The consequences for both leaders and employees of failing to respond to change can be dramatic. A four-year study by LeadershipIQ.com released in 2005 found that 31 percent of CEOs get fired for mismanaging change, contrary to the commonly held belief that these leaders are terminated (or are forced to resign or retire under pressure) because of current financial performance. A 2002 survey developed by temporary staffing service Accountemps of 1,400 chief financial officers from a stratified random sample of U.S. companies with more than 20 employees indicated that more than a third said embracing change is a critical success factor for employees.
Your Response to Change
Change is without doubt disruptive and traumatic, and when it affects you, your natural inclination might be to flee that employer, resist the transformation, cope with it “ or you can capitalize on it. You can grab the opportunity that change presents to develop new self-concepts, specific skills, and mental attitudes for handling, leading, communicating, and taking advantage of organizational change. Those skills will make you more marketable when you decide to leave your employer.

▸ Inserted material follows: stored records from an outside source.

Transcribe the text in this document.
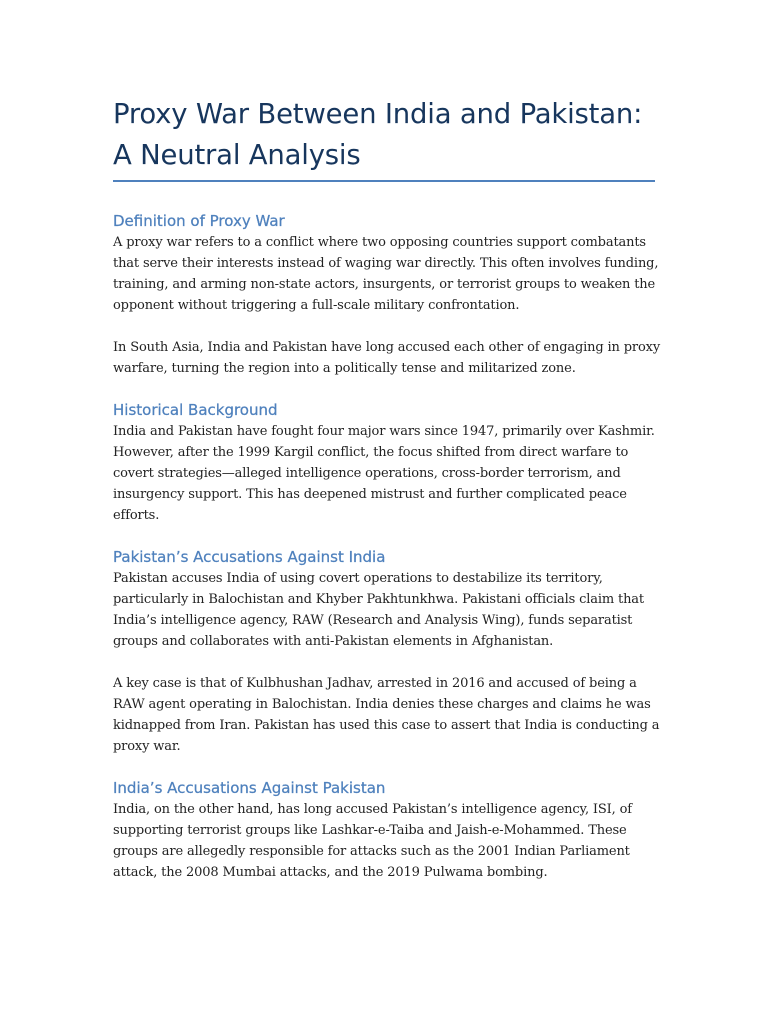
Proxy War Between India and Pakistan:
A Neutral Analysis
Definition of Proxy War

A proxy war refers to a conflict where two opposing countries support combatants
that serve their interests instead of waging war directly. This often involves funding,
training, and arming non-state actors, insurgents, or terrorist groups to weaken the
opponent without triggering a full-scale military confrontation.

In South Asia, India and Pakistan have long accused each other of engaging in proxy
warfare, turning the region into a politically tense and militarized zone.

Historical Background

India and Pakistan have fought four major wars since 1947, primarily over Kashmir.
However, after the 1999 Kargil conflict, the focus shifted from direct warfare to
covert strategies—alleged intelligence operations, cross-border terrorism, and
insurgency support. This has deepened mistrust and further complicated peace
efforts.

Pakistan’s Accusations Against India

Pakistan accuses India of using covert operations to destabilize its territory,
particularly in Balochistan and Khyber Pakhtunkhwa. Pakistani officials claim that
India’s intelligence agency, RAW (Research and Analysis Wing), funds separatist
groups and collaborates with anti-Pakistan elements in Afghanistan.

A key case is that of Kulbhushan Jadhav, arrested in 2016 and accused of being a
RAW agent operating in Balochistan. India denies these charges and claims he was
kidnapped from Iran. Pakistan has used this case to assert that India is conducting a
proxy war.

India’s Accusations Against Pakistan

India, on the other hand, has long accused Pakistan’s intelligence agency, ISI, of
supporting terrorist groups like Lashkar-e-Taiba and Jaish-e-Mohammed. These
groups are allegedly responsible for attacks such as the 2001 Indian Parliament
attack, the 2008 Mumbai attacks, and the 2019 Pulwama bombing.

After all, just as your own organization is changing, change in other organizations, along with its accompanying employee turnover, creates needs for new employees with different characteristics from those hired in the past. These new workers will be those who are flexible, trainable, technologically savvy, and more highly educated. For an illustration of how continuous change creates opportunity, see the sidebar, Communication Change Continuum in Organizations. Given that most organizations undergo change, managers will need change agents/change leaders: people for their teams who possess competencies that catalyze change. In fact, experts see the pursuit of change-savvy talent as a key management strategy. A major mission of this book is to look at how you can incorporate change and other skills into storytelling “ both stories to facilitate your advancement in your current organization and stories to help you get your foot in the door in new organizations. “Develop a positive hunger for change,” advises Pamela Kaul, President of Association Strategies, Inc. Kaul points to interviewers and search committees who want to see evidence of change and how you’ve motivated it. How have you contributed to effectiveness and faster, better, cheaper operations?